Annie Leibovitz’s prolific output and her inventive approach to photography itself position her distinctly within the traditions and trajectories of American portraiture during the twentieth century. Her unique photographic language dovetailed with – and advanced – the medium’s evolution as a force for art making. The singularity of her vision, which included combining portraiture with photojournalism in a way that captured historical and cultural touchstones in the United States and abroad, places her within a lineage of some of her personal heroes – artists like Andy Warhol and Richard Avedon, both innovators of their mediums. Influences such as Robert Frank and Henri Cartier-Bresson inspired Leibovitz to turn the tide on photography’s reception. Combining Frank’s highly personal and emotional style of photographic reportage with Cartier-Bresson’s Surrealist and even sculptural art photography, Leibovitz embraced her own inclination toward personal journalism. The artist’s large and distinguished body of work encompasses some of the most well-known portraits of our time.
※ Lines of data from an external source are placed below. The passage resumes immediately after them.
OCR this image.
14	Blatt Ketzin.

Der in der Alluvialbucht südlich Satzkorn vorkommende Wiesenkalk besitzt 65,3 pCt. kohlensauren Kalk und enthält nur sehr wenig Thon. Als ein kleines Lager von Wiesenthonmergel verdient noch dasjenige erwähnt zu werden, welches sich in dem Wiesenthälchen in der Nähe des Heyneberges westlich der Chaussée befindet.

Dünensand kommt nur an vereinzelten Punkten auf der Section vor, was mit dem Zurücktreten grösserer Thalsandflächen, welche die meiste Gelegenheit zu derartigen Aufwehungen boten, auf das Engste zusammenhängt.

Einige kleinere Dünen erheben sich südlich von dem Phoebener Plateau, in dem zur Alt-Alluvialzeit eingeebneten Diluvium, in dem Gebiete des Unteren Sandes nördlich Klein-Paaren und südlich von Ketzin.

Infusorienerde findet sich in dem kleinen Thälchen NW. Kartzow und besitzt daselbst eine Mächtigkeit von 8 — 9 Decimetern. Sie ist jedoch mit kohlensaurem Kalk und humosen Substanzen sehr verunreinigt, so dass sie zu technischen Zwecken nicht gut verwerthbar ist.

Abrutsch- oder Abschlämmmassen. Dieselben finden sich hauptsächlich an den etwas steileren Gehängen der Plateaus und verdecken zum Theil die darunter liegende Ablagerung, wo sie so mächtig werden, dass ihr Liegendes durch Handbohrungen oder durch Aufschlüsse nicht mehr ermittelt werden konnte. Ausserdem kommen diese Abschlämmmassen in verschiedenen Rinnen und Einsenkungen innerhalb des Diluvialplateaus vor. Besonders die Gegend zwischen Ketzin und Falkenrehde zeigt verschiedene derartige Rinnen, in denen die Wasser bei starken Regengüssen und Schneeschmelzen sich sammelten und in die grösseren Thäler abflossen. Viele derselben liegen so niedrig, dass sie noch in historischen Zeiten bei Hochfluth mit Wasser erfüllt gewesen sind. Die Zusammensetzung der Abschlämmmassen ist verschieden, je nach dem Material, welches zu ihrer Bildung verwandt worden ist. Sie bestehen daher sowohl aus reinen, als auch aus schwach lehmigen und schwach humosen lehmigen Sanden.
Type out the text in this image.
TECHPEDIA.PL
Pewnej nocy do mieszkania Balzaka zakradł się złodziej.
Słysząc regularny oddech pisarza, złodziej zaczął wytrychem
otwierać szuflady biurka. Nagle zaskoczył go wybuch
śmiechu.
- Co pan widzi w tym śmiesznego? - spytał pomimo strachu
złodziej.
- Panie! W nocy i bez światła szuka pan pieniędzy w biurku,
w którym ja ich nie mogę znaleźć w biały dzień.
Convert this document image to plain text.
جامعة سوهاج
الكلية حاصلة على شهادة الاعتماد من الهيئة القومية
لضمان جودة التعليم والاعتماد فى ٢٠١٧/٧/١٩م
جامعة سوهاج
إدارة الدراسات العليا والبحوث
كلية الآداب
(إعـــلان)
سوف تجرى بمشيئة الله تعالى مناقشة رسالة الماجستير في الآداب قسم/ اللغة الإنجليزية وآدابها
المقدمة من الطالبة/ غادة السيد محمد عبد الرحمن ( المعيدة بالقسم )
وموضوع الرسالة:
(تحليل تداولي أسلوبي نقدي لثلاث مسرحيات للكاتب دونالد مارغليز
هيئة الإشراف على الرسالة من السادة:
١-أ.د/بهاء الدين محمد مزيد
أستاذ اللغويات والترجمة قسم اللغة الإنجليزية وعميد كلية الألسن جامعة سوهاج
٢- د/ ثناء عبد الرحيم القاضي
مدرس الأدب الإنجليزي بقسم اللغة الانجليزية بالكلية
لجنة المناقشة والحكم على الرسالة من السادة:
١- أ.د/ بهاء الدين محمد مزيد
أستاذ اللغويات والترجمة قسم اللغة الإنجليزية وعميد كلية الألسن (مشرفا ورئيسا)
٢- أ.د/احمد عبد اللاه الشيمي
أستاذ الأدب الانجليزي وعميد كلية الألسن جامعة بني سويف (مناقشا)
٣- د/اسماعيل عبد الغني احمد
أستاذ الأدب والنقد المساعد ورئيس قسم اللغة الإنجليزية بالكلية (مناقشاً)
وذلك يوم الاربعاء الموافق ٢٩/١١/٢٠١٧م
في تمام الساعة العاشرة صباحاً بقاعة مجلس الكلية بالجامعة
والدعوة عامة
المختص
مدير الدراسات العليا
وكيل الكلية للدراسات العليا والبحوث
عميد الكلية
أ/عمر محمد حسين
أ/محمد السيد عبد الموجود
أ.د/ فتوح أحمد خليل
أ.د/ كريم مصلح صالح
Leibovitz is the recipient of many honors. In 2006 she was made a Commandeur in the Ordre des Arts et des Lettres by the French government. The previous year, in a compilation of the forty top magazine covers of the past forty years by the American Society of Magazine Editors (ASME), she held the top two spots (#1 for her 1980 photograph of John Lennon and Yoko Ono taken for Rolling Stone on the day Lennon was shot, and #2 for her portrait of pregnant actress Demi Moore for Vanity Fair). In 2009, she received the International Center of Photography’s Lifetime Achievement Award, ASME’s first Creative Excellence Award, and the Centenary Medal of the Royal Photographic Society in London. In 2012, she was the recipient of the Los Angeles Museum of Contemporary Art Award to Distinguished Women in the Arts and the Wexner Prize. In 2013 she received the Prince of Asturias Award for Communication and Humanities. She was the inaugural recipient of the San Francisco Museum of Modern Art Contemporary Vision Award in 2015. In 2018, she received a Lifetime Achievement Award for Excellence in the Arts from the National Museum of Women in the Arts. Leibovitz has been designated a Living Legend by the Library of Congress.
Leibovitz lives and works in New York.